In the de Gaulle family, succession and betrayals

Philippe de Gaulle devoted his life to managing a legacy. The thoughts, the feats of arms and the legacy of his father, Charles de Gaulle, have occupied his daily life for fifty-three years since the General’s death on November 9, 1970. More than half a century since the admiral ascended guarding the top of his long silhouette, from Memoirs to political meetings, from official ceremonies to television broadcasts. The image of the great man follows him into the mirror, where every morning a thin mustache appears under a cliff nose – that of his father.

The passing years could have given Philippe de Gaulle a little respite, but there is always something to accomplish, even at 101 years old.

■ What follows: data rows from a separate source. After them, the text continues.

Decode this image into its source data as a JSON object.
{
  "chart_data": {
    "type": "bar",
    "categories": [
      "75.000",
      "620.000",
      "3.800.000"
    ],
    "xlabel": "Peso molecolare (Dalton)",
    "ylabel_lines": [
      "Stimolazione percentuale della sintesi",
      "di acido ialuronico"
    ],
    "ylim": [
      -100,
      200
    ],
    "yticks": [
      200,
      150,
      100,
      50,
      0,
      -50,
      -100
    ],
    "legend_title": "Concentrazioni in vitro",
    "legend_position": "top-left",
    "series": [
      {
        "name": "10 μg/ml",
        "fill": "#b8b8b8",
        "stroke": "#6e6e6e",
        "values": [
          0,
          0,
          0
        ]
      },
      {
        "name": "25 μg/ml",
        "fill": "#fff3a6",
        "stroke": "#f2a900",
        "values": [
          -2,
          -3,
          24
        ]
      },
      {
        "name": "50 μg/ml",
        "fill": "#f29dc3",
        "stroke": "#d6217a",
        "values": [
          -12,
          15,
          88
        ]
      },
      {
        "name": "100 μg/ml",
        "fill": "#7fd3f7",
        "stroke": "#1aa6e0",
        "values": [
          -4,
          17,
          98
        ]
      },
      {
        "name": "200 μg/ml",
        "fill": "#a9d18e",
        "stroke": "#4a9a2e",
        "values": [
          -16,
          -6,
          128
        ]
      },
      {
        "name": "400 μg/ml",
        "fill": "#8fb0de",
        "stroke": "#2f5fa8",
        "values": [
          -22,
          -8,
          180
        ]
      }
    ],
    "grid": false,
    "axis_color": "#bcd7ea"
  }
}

One morning in the winter of 2022, bent over his walker, the heir leaves his room at the Invalides military hospital, where he resides, to go to the Museum of the Order of the Liberation, a few corridors away. A room is dedicated to Charles de Gaulle. He left most of the objects there: the canteen taken by the General when he left London on June 17, 1940; his khaki uniform as leader of Free France, with jacket, pants and kepi; the necklace of Grand Cross of the Royal Victorian Order offered by the Queen of England, Elizabeth II, in 1960, to the man who was then President of the Republic.

Philippe de Gaulle now wants to entrust his father’s military decorations. “A deposit with no duration of time”, specifies the centenary to the national delegate of the Order of the Liberation, General Christian Baptiste.

His time is limited, he knows it. Everyone around him has already left. His wife, Henriette, has been waiting for him since 2014 under a tombstone in the Colombey-les-Deux-Eglises cemetery (Haute-Marne). Gray, sober, like the one that houses, on the other side of the aisle, Charles de Gaulle and his wife, Yvonne, as well as Philippe’s sister, Anne, carrier of Down syndrome, who died at 20, in 1948. Her other sister, Elisabeth, was buried to the right of her parents, in 2013, with her husband, the Grand Chancellor of the Legion of Honor and hero of Free France Alain de Boissieu.

The most famous surname in France

Who will take up the torch of inheritance when Philippe joins them? On the political level, the question does not arise: there is always someone responsible to claim responsibility. “most illustrious of the French”, in the words of René Coty, the General’s predecessor at the Elysée. The anniversary of his disappearance is the pretext, each year, for a parade of personalities in Colombey-les-Deux-Eglises, even if no prominent figure is expected to travel this year.

You have 90% of this article left to read. The rest is reserved for subscribers.